December 17, 2011 by Dan Swinhoe
A) An apology for Loutallica and ‘Lulu’?
B) A present for the fans coincide with the recent 30th anniversary concerts?
C) Cash in?
[NOTE: Far too much ink & megabytes have been dedicated to ‘Lulu’ already, so mentioning it shall be avoided where possible]
‘Death Magnetic’ was an interesting album. Interesting in that it despite all songs being fairly decent and lasting a marathon 70 minutes, absolutely nothing of that album stuck. I can’t recite you a line or air guitar you a note. Yet forgettable as it was, it sold something like 400,000 copes in a week, was received like the messiah when it was definitely just a naughty boy.
‘Beyond Magnet’ is a four track EP, given as a gift to the patrons of the Metalli-club (Who still has fanclubs these days?) and available as a download to us peons. Is it good? Fairly, yes. Is it overlong? Of course. But Metallica have become a band so professional they write solid yet unspectacular songs in their sleep.
As these never made it onto the finished product they sound a lot more raw, and the benefit from not being as polished as DM. Quite why the biggest Metal band in the world suffer with sound difficulties on albums is a mystery.Stylistically there’s a few more ideas than most of the songs on DM featured. ‘Just A Bullet Away’ has snippets that remind of both ‘…And Justice For All’ and the black album, then left turns into a clean instrumental sections that scream early Mastodon. The slow opener on ‘Rebel Of Babylon’ makes way for a pure thrash riff and a rocky Diamond Head inspired chorus.
Lyrically ‘Beyond…’ is above the likes of “I AM THE TABLE!” and settles back nicely into the mindset of Hetfield’s psyche. Dying young, heroin, hating things, religious metaphors, digging graves with dirty spoons, it ticks all the boxes of Metallica lyrical themes. His vocals haven’t really changed in the last twenty years and he does another really good job here,
There are plenty of Metal bands around today who can create songs that are so long and intricate yet still exciting and interesting; Opeth, Mastodon, even Machine Head. Metallica stopped being that band 20 years ago (Garage Inc. doesn’t count). It’s a sad fact, but a fact nonetheless. ‘Hell & Back’ is the only song that feels fully formed; There’s a real loud/quiet dynamic that adds a bit of a sinister feel. Coincidence the most coherent track here is the shortest?It also features some nice solo work from Kirk Hammet, he’s on fine form throughout the EP and this is some of his best work since the black album.
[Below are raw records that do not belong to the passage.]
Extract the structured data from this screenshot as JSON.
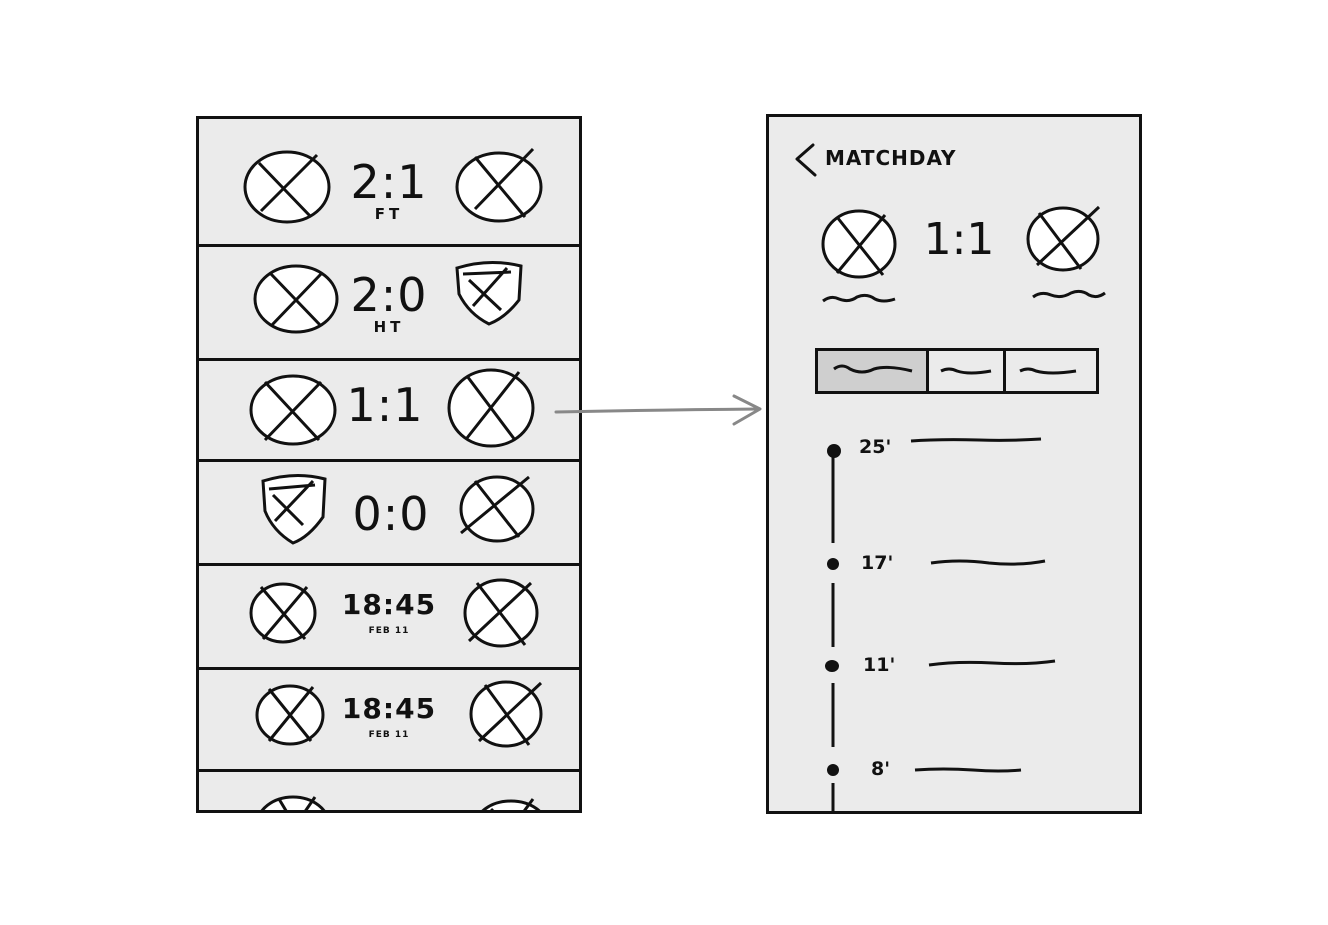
{
  "match_list": {
    "rows": [
      {
        "score": "2:1",
        "status": "FT",
        "home_crest": "round-crest-icon",
        "away_crest": "round-crest-icon"
      },
      {
        "score": "2:0",
        "status": "HT",
        "home_crest": "round-crest-icon",
        "away_crest": "shield-crest-icon"
      },
      {
        "score": "1:1",
        "status": "",
        "home_crest": "round-crest-icon",
        "away_crest": "round-crest-icon"
      },
      {
        "score": "0:0",
        "status": "",
        "home_crest": "shield-crest-icon",
        "away_crest": "round-crest-icon"
      },
      {
        "score": "18:45",
        "status": "FEB 11",
        "home_crest": "round-crest-icon",
        "away_crest": "round-crest-icon"
      },
      {
        "score": "18:45",
        "status": "FEB 11",
        "home_crest": "round-crest-icon",
        "away_crest": "round-crest-icon"
      }
    ]
  },
  "match_detail": {
    "back_label": "MATCHDAY",
    "score": "1:1",
    "tabs_count_note": "",
    "events": [
      {
        "minute": "25'"
      },
      {
        "minute": "17'"
      },
      {
        "minute": "11'"
      },
      {
        "minute": "8'"
      }
    ]
  },
  "colors": {
    "ink": "#111111",
    "screen": "#ebebeb",
    "active_tab": "#cfcfcf",
    "arrow": "#888888"
  }
}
Much like DM, most of the tracks here could’ve done with being about a 1/3 shorter. While these may be demos, they sound pretty finished to me, and surely at some point producer Rick Rubin heard these and didn’t think to say, ‘These are good, but trim the edges guys.’ There’s too much fat between the decent passages to really settle in and enjoy the songs without getting fatigue. ‘Hate Train’ starts well and is very reminiscent of ‘Fuel’, then suffers from a clumsy verse, but the bridge and chorus perk the interest back up. It’s annoying when you start to get into a song then just muffs it ups for a few minutes.
What would’ve been a nice treat would have been to throw in their cover of Iron Maiden’s ‘Remember Tomorrow‘ (Originally released by Kerrang back in 2008) a decent number that, as far as I am aware, hasn’t been released since. But that’s just me.
Quality-wise ‘Beyond Magnetic’ sits on pretty much equal footing with its parent album. It’s listenable, with the quality phasing in and out depending on which of the 30 minutes these four tracks gobble up (which is still shorter than ‘Death Magnetic’). Would the world be any different if ‘Hell & Back’ and ‘Rebel Of Babylon’ had replaced ‘Judas Kiss’ and ‘My Apocalypse’? Not at all.
Trying to see the best in people, I think this is B, a nice present for the fans, with a slight hint of cash in. Metallica, while they admit some of the stuff they’ve done is shite, have never apologised. Either way, this will be lapped up by fans and critics, and in truth it’s good to see a band that’s just celebrated 30 years together still brimming with ideas. Even if sometimes the tap needs turning off. What happens for the next album is anyone’s guess.